Le terrorisme est, depuis les attentats de 2001, considéré par une majorité d’observateurs
comme l’une des grandes menaces à la sécurité globale du moment. De nombreux pays
ainsi que l’Organisation des Nations Unies ont fait du terrorisme leur ennemi public
numéro un. Il est indéniable que les grandes tendances géostratégiques de ce début de 21e
siècle ont été déterminées par cette menace, les guerres d’Afghanistan et d’Irak ayant été
engendré par la volonté des États-Unis de répondre aux assauts Al-Qaïda.
Le « court
20e siècle », selon l’expression de l’historien Eric Hobsbawm, s’enflamme sur l’étincelle
d’un attentat terroriste, celui de Sarajevo en 1914. Le 21e siècle lui succède avec autre
attentat retentissant, celui sur les deux tours de Manhattan en ce 11 septembre 2001 de
sinistre mémoire. Au niveau des symboles, on ne pouvait faire plus fort : l’attaque de
Gavrilo Princip sur l’Archiduc d’Autriche concluait une longue série d’attentats sur des
têtes couronnés au sein d’une région aux marches de deux vieux empires en phase
accélérée de décomposition ; celle des pirates de l’air d’Al-Qaeda visait une multitude de
citoyens anonymes vacant à leurs activités au coeur de l’empire financier, politique et
militaire de la première « hyperpuissance » mondiale de l’histoire. La première attaque
déclenchait par une succession d’événements imprévisibles le plus important cataclysme initié par l’homme, soit deux guerres mondiales et avec elles, un génocide ainsi que
l’avènement des sinistres expériences totalitaires, soit au total plusieurs dizaines de
millions de morts. Le second attentat avait un retentissement planétaire immédiat
puisque la triple attaque était vécue en direct par des milliards d’individus grâce aux
moyens modernes de communication.

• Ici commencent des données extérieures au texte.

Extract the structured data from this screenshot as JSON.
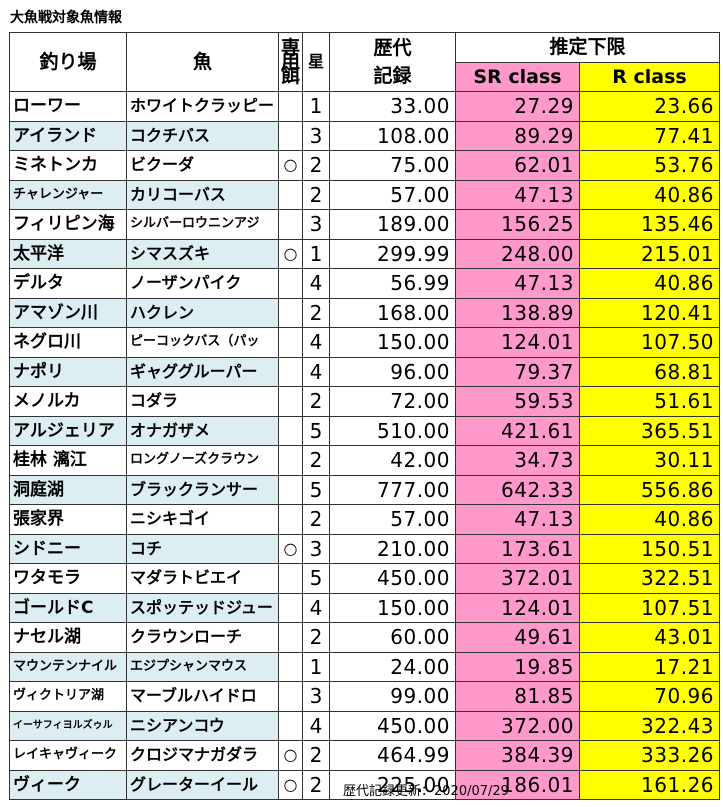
{
  "title": "大魚戦対象魚情報",
  "headers": {
    "place": "釣り場",
    "fish": "魚",
    "bait": [
      "専",
      "用",
      "餌"
    ],
    "star": "星",
    "record": [
      "歴代",
      "記録"
    ],
    "estimate": "推定下限",
    "sr_class": "SR class",
    "r_class": "R class"
  },
  "rows": [
    {
      "place": "ローワー",
      "fish": "ホワイトクラッピー",
      "bait": "",
      "star": "1",
      "record": "33.00",
      "sr": "27.29",
      "r": "23.66"
    },
    {
      "place": "アイランド",
      "fish": "コクチバス",
      "bait": "",
      "star": "3",
      "record": "108.00",
      "sr": "89.29",
      "r": "77.41"
    },
    {
      "place": "ミネトンカ",
      "fish": "ビクーダ",
      "bait": "○",
      "star": "2",
      "record": "75.00",
      "sr": "62.01",
      "r": "53.76"
    },
    {
      "place": "チャレンジャー",
      "fish": "カリコーバス",
      "bait": "",
      "star": "2",
      "record": "57.00",
      "sr": "47.13",
      "r": "40.86"
    },
    {
      "place": "フィリピン海",
      "fish": "シルバーロウニンアジ",
      "bait": "",
      "star": "3",
      "record": "189.00",
      "sr": "156.25",
      "r": "135.46"
    },
    {
      "place": "太平洋",
      "fish": "シマスズキ",
      "bait": "○",
      "star": "1",
      "record": "299.99",
      "sr": "248.00",
      "r": "215.01"
    },
    {
      "place": "デルタ",
      "fish": "ノーザンパイク",
      "bait": "",
      "star": "4",
      "record": "56.99",
      "sr": "47.13",
      "r": "40.86"
    },
    {
      "place": "アマゾン川",
      "fish": "ハクレン",
      "bait": "",
      "star": "2",
      "record": "168.00",
      "sr": "138.89",
      "r": "120.41"
    },
    {
      "place": "ネグロ川",
      "fish": "ピーコックバス（パッ",
      "bait": "",
      "star": "4",
      "record": "150.00",
      "sr": "124.01",
      "r": "107.50"
    },
    {
      "place": "ナポリ",
      "fish": "ギャググルーパー",
      "bait": "",
      "star": "4",
      "record": "96.00",
      "sr": "79.37",
      "r": "68.81"
    },
    {
      "place": "メノルカ",
      "fish": "コダラ",
      "bait": "",
      "star": "2",
      "record": "72.00",
      "sr": "59.53",
      "r": "51.61"
    },
    {
      "place": "アルジェリア",
      "fish": "オナガザメ",
      "bait": "",
      "star": "5",
      "record": "510.00",
      "sr": "421.61",
      "r": "365.51"
    },
    {
      "place": "桂林 漓江",
      "fish": "ロングノーズクラウン",
      "bait": "",
      "star": "2",
      "record": "42.00",
      "sr": "34.73",
      "r": "30.11"
    },
    {
      "place": "洞庭湖",
      "fish": "ブラックランサー",
      "bait": "",
      "star": "5",
      "record": "777.00",
      "sr": "642.33",
      "r": "556.86"
    },
    {
      "place": "張家界",
      "fish": "ニシキゴイ",
      "bait": "",
      "star": "2",
      "record": "57.00",
      "sr": "47.13",
      "r": "40.86"
    },
    {
      "place": "シドニー",
      "fish": "コチ",
      "bait": "○",
      "star": "3",
      "record": "210.00",
      "sr": "173.61",
      "r": "150.51"
    },
    {
      "place": "ワタモラ",
      "fish": "マダラトビエイ",
      "bait": "",
      "star": "5",
      "record": "450.00",
      "sr": "372.01",
      "r": "322.51"
    },
    {
      "place": "ゴールドC",
      "fish": "スポッテッドジュー",
      "bait": "",
      "star": "4",
      "record": "150.00",
      "sr": "124.01",
      "r": "107.51"
    },
    {
      "place": "ナセル湖",
      "fish": "クラウンローチ",
      "bait": "",
      "star": "2",
      "record": "60.00",
      "sr": "49.61",
      "r": "43.01"
    },
    {
      "place": "マウンテンナイル",
      "fish": "エジプシャンマウス",
      "bait": "",
      "star": "1",
      "record": "24.00",
      "sr": "19.85",
      "r": "17.21"
    },
    {
      "place": "ヴィクトリア湖",
      "fish": "マーブルハイドロ",
      "bait": "",
      "star": "3",
      "record": "99.00",
      "sr": "81.85",
      "r": "70.96"
    },
    {
      "place": "イーサフィヨルズゥル",
      "fish": "ニシアンコウ",
      "bait": "",
      "star": "4",
      "record": "450.00",
      "sr": "372.00",
      "r": "322.43"
    },
    {
      "place": "レイキャヴィーク",
      "fish": "クロジマナガダラ",
      "bait": "○",
      "star": "2",
      "record": "464.99",
      "sr": "384.39",
      "r": "333.26"
    },
    {
      "place": "ヴィーク",
      "fish": "グレーターイール",
      "bait": "○",
      "star": "2",
      "record": "225.00",
      "sr": "186.01",
      "r": "161.26"
    }
  ],
  "footer": "歴代記録更新：2020/07/29",
  "colors": {
    "sr_bg": "#ff99cc",
    "r_bg": "#ffff00",
    "alt_row_bg": "#ddeef3"
  }
}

Quatre ans après Sarajevo, la face du monde s’était
complètement métamorphosée, l’Europe ayant perdu l’hégémonie qu’elle exerçait sur le
reste du monde à travers l’action d’une poignée de puissances, à commencer par
l’Angleterre et la France. Les quatre années qui séparent la première élection
(controversée) de Bush (fin 2000) de la seconde en 2004 (sans appel), en revanche, n’ont
absolument rien modifié à l’échiquier géopolitique, en dépit des nombreux commentaires
qui annoncèrent après les attentats de 2001 une rupture total avec le passé, quand ça
n’était pas un choc de civilisation ou, pour le moins, l’effondrement de l’ « empire »
américain.
Paradoxalement, le modeste attentat de Sarajevo avait tout à la fois enflammé le brasier
qui avait consommé le « monde d’hier », comme l’appelait Stefan Zweig, tout en mettant
un terme définitif à la première vague de terrorisme qui avait fortement secouée l’Europe,
la Russie et l’Amérique durant plus d’un demi-siècle. Tout aussi paradoxalement, le
choc du onze septembre, peut-être le premier grand choc psychologique de dimension
planétaire de l’histoire, n’a pratiquement rien changé à la face du monde, du moins sur un
plan géopolitique, tout en démultipliant le nombre d’attentats organisés de par le monde
au nom du jihad et Al-Qaïda. En d’autres termes, on arrive à ce constat paradoxal que
le terrorisme est effectivement devenu l’un des fléaux de ce monde alors même qu’il
démontre les limites extrêmes des effets réels, c'est-à-dire des effets politiques ou même
économiques, qu’il est susceptible de produire et qui, de fait, sont sa raison d’être et, en
quelque sorte aussi, la source de sa légitimité.